Eddie’s school has parent/ kid nights twice a year, switching up which parents attend with which kids. Based on the rotation, mother-son night arrives every other spring, and the last time I wrote about it was in 2013. It’s an event that I feel Eddie and I simply can’t miss.
Just like last time, Eddie and I dressed up for the official photo that gets taken and headed out the door. What was different from last time, was that I wasn’t nervous or afraid to attend. After a few years, the staff, students, and school families are well aware of Mr. Eddie and the unique perspective he brings to any event. There is always a risk of a meltdown, or unease due to his autistic nature…but it’s a risk that doesn’t keep us sitting at home.

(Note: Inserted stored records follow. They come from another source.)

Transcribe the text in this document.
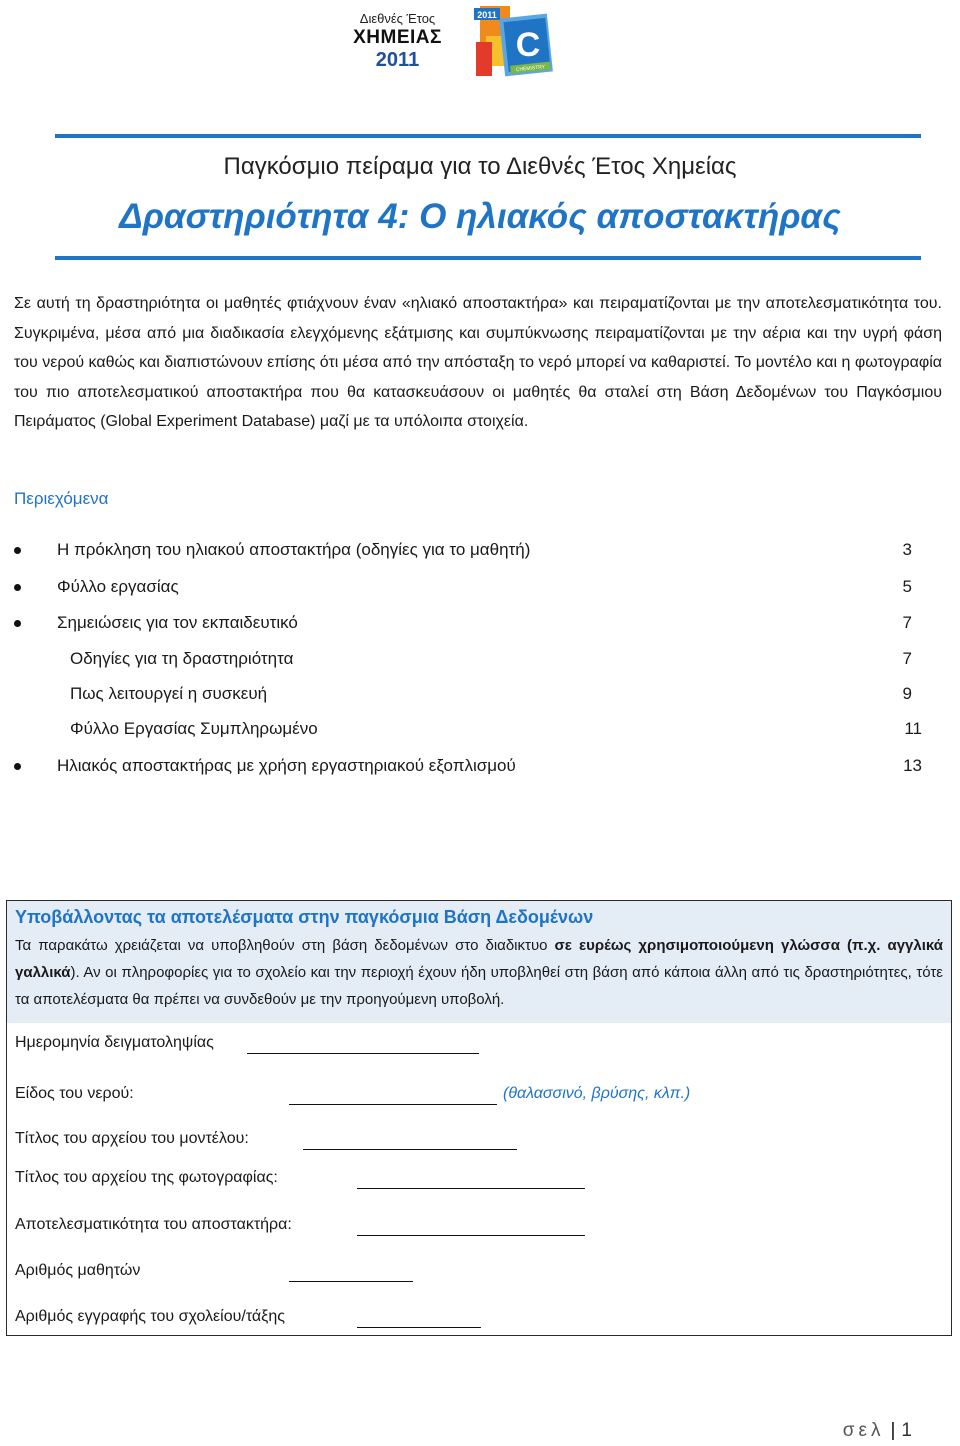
Διεθνές Έτος
ΧΗΜΕΙΑΣ
2011
2011
C
CHEMISTRY
Παγκόσμιο πείραμα για το Διεθνές Έτος Χημείας
Δραστηριότητα 4: Ο ηλιακός αποστακτήρας

Σε αυτή τη δραστηριότητα οι μαθητές φτιάχνουν έναν «ηλιακό αποστακτήρα» και πειραματίζονται με την αποτελεσματικότητα του. Συγκριμένα, μέσα από μια διαδικασία ελεγχόμενης εξάτμισης και συμπύκνωσης πειραματίζονται με την αέρια και την υγρή φάση του νερού καθώς και διαπιστώνουν επίσης ότι μέσα από την απόσταξη το νερό μπορεί να καθαριστεί. Το μοντέλο και η φωτογραφία του πιο αποτελεσματικού αποστακτήρα που θα κατασκευάσουν οι μαθητές θα σταλεί στη Βάση Δεδομένων του Παγκόσμιου Πειράματος (Global Experiment Database) μαζί με τα υπόλοιπα στοιχεία.

Περιεχόμενα
Η πρόκληση του ηλιακού αποστακτήρα (οδηγίες για το μαθητή)	3
Φύλλο εργασίας	5
Σημειώσεις για τον εκπαιδευτικό	7
Οδηγίες για τη δραστηριότητα	7
Πως λειτουργεί η συσκευή	9
Φύλλο Εργασίας Συμπληρωμένο	11
Ηλιακός αποστακτήρας με χρήση εργαστηριακού εξοπλισμού	13
Υποβάλλοντας τα αποτελέσματα στην παγκόσμια Βάση Δεδομένων

Τα παρακάτω χρειάζεται να υποβληθούν στη βάση δεδομένων στο διαδικτυο σε ευρέως χρησιμοποιούμενη γλώσσα (π.χ. αγγλικά γαλλικά). Αν οι πληροφορίες για το σχολείο και την περιοχή έχουν ήδη υποβληθεί στη βάση από κάποια άλλη από τις δραστηριότητες, τότε τα αποτελέσματα θα πρέπει να συνδεθούν με την προηγούμενη υποβολή.

Ημερομηνία δειγματοληψίας
Είδος του νερού:	(θαλασσινό, βρύσης, κλπ.)
Τίτλος του αρχείου του μοντέλου:
Τίτλος του αρχείου της φωτογραφίας:
Αποτελεσματικότητα του αποστακτήρα:
Αριθμός μαθητών
Αριθμός εγγραφής του σχολείου/τάξης
σελ | 1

At Mother-Son Night, there are board games set-up so kids can have a good time playing with each other and their moms. Two years ago, we didn’t even attempt the game aspect of this night. This time, thanks to the staff at Eddie’s school, we had a way to play along.
A couple weeks ago, while popping into Eddie’s classroom, I caught him playing the game in this photo with a paraprofessional. She had taken an American Printing House (APH) board used for math, and instead used it for a game board. Velcro had been added to the bottom of a couple toys to become game pieces, and an APH item called Talking Glowdice was being used instead of traditional dice. The fact that the “dice” talked really kept Eddie’s attention. The “winner” was the first person that moved through every space.
After seeing the game in the classroom, I knew it would be great for Mother-Son night, so I made sure to bring it along. Eddie ended up playing with me for about 30 minutes, which was a big deal for him. While we played, another student even joined us for a bit, and Eddie didn’t mind sharing. I didn’t mind seeing some unforced peer interaction…in fact, it even had me tearing up. I wasn’t expecting any major insight…but found that by simply having an adapted game, the night was eventful.
After seeing this game (and others) created by the staff at school, I’m inspired to do more things like that at home…especially now that he’s showing an interest. So, help me out! What games have you adapted, or what have you found ready to go for kids with visual impairments? I’d like more family game nights at home…and I’m hoping ideas from other parents will help make it happen.